I’ve switched to this approach with maths over time. These days I wouldn’t dream of doing any serious algebra or calculus by hand—much easier, quicker and less error-prone to stick it in to Mathematica, Wolfram Alpha or whatever. Those systems know more tricky integrals than (almost?) any human. But I don’t do any research in maths, I just use maths in my research.
This ready access to information and symbolic mathematics certainly wasn’t the case when the people who taught me learned their basics—it was only becoming the case for some people when I learned them (early 90s). Luckily I was one of the early ones. Sadly, it appears to be taking a long time for the world of formal education to catch on to this shift in how knowledge work happens.
My intuition is that my focus on turning things in to transferable knowledge makes it more transferable.

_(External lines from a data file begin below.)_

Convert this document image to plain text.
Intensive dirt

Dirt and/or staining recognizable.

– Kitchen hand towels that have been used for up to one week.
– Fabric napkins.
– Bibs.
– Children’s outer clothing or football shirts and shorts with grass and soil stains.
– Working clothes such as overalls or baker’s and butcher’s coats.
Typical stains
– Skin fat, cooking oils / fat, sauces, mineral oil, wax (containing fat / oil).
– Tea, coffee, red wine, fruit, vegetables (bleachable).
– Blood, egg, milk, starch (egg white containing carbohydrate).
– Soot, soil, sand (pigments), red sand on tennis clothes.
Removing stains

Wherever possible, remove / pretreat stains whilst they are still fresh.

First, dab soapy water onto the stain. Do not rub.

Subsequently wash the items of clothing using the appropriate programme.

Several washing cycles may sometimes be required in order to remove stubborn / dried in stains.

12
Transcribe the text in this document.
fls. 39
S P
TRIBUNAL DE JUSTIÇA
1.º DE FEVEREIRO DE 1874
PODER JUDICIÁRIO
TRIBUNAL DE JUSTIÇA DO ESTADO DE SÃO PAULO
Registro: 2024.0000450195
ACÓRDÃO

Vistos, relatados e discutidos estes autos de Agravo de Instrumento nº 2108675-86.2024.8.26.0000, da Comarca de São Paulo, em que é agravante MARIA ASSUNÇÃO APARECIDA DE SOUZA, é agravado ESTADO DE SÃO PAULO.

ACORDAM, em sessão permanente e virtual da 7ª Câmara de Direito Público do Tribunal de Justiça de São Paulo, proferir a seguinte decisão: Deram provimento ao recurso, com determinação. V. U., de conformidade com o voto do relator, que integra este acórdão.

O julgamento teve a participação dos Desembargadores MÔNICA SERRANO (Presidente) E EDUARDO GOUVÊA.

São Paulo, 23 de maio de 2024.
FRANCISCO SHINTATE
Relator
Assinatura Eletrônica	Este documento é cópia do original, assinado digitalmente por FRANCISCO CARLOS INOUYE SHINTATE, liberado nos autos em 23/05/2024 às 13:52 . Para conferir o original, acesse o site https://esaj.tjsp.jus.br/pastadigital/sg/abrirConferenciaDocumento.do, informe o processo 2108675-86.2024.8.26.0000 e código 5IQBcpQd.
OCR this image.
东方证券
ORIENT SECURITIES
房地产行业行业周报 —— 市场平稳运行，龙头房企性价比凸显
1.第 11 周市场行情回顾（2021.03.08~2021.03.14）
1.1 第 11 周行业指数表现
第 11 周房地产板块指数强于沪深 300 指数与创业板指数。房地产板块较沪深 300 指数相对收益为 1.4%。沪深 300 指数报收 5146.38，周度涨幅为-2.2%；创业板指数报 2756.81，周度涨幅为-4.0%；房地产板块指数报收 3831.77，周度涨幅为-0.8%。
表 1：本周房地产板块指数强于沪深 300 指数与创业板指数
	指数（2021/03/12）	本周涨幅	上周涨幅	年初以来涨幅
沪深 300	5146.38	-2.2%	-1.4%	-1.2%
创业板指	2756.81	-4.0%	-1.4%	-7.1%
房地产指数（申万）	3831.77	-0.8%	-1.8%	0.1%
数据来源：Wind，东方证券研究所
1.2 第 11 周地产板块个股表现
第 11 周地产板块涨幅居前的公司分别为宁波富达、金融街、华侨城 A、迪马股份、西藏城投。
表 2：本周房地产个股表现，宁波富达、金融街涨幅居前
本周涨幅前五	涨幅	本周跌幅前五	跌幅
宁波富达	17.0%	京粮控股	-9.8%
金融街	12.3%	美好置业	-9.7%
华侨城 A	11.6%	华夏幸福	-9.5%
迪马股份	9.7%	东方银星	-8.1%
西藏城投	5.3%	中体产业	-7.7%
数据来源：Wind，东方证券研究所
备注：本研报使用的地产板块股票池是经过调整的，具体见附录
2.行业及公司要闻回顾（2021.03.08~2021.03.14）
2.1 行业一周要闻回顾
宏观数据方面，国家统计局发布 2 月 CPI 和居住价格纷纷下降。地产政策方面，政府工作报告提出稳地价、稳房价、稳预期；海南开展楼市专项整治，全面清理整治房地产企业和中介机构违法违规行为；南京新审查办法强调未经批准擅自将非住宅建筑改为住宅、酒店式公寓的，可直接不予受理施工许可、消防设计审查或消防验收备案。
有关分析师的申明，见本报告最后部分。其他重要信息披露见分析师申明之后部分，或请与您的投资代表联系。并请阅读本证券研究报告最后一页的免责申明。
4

My subjective experience is certainly that this generic approach is valuable across domains, and it feels that that’s part of what’s enabled me to work in many different domains. But I’m not sure I have convincing evidence that it’s the case.
It definitely feels more personally satisfying to me, when I feel that I understand what I’m doing, rather than following a recipe, and have the skills to get to work on a totally-novel situation. But that’s a personal preference that is not universally shared. Though my guess is that it’ll be more widely shared among LWers than among the general population.
If you’re in a position to choose between these approaches (learn deeply and how to apply vs memorising large amounts), I’d strongly recommend learning deeply and how to apply it. It may well not get you the best exam marks, but it’ll set you up better for dealing with new situations, and that’s a more valuable long-term skill.